Aim: To examine the humoral and cellular immunoresponses induced by HPV18 L1-E6 and L1-E7 chimeric gene DNA vaccines in mice.
Methods: 54 BALB/c mice were divided into 9 groups randomly, and then vaccinated with various recombinant plasmids(pVAX1-L1-E6M3 or pVAX1-L1-E7M3) and immune adjuvants (pLXHDmB7-2 or LTB) through different administration routes (intramuscular or intranasal). After the third inoculation, blood samples were taken to measure specific antibody, and footpad swelling test was used to detect delayed-type hypersensitivity(DTH). Mice were killed and spleens were taken to prepare single spleen cell suspension for lymphocyte proliferation assay and CD4(+)/CD8(+), IFN-gamma(+) or IL-4(+) T cells double staining FACS assay. And then the pathological changes of the swollen footpad were observed.
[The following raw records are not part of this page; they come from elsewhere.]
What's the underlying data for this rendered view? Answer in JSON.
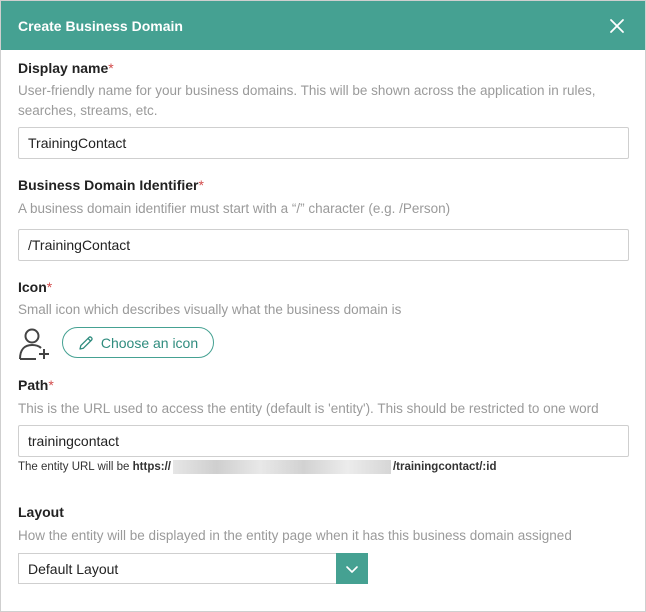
{
  "dialog": {
    "title": "Create Business Domain",
    "close_icon": "close-icon"
  },
  "display_name": {
    "label": "Display name",
    "required_mark": "*",
    "help": "User-friendly name for your business domains. This will be shown across the application in rules, searches, streams, etc.",
    "value": "TrainingContact"
  },
  "identifier": {
    "label": "Business Domain Identifier",
    "required_mark": "*",
    "help": "A business domain identifier must start with a “/” character (e.g. /Person)",
    "value": "/TrainingContact"
  },
  "icon": {
    "label": "Icon",
    "required_mark": "*",
    "help": "Small icon which describes visually what the business domain is",
    "preview_icon": "user-plus-icon",
    "choose_label": "Choose an icon",
    "choose_icon": "pencil-icon"
  },
  "path": {
    "label": "Path",
    "required_mark": "*",
    "help": "This is the URL used to access the entity (default is 'entity'). This should be restricted to one word",
    "value": "trainingcontact",
    "url_prefix": "The entity URL will be",
    "url_scheme": "https://",
    "url_suffix": "/trainingcontact/:id"
  },
  "layout": {
    "label": "Layout",
    "help": "How the entity will be displayed in the entity page when it has this business domain assigned",
    "selected": "Default Layout",
    "dropdown_icon": "chevron-down-icon"
  },
  "colors": {
    "header": "#45a192",
    "required": "#d24b4b",
    "help_text": "#9a9a9a"
  }
}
Results: Compared with control, significant immunoresponses were observed in different experimental groups. The level of specific serum IgG against HPV in experiment groups was much higher than that of control group, and intramuscular immunization group had the highest antibody level. The footpad from immunized mice injected with virus-like particles was swollen and harden, and a large amounts of mononuclear cells can be seen in the footpad tissues. Intramuscular immunization groups were superior to intranasal immunization groups in DTH response, splenocyte proliferation and CD8(+) IFN-gamma(+) cell number, while CD4(+) IL-4(+) cell number was higher in intranasal immunization groups. The immunization groups using pLXHDmB7-2 as adjuvant were superior to other groups in immune responses.
Conclusion: The recombinant plasmids could induce strong humoral and cellular immunoresponses in mice. Costimulatory molecule B7-2 could enhance the immune responses against HPV18 induced by the L1-E6 and L1-E7 DNA vaccines when used as an adjuvant.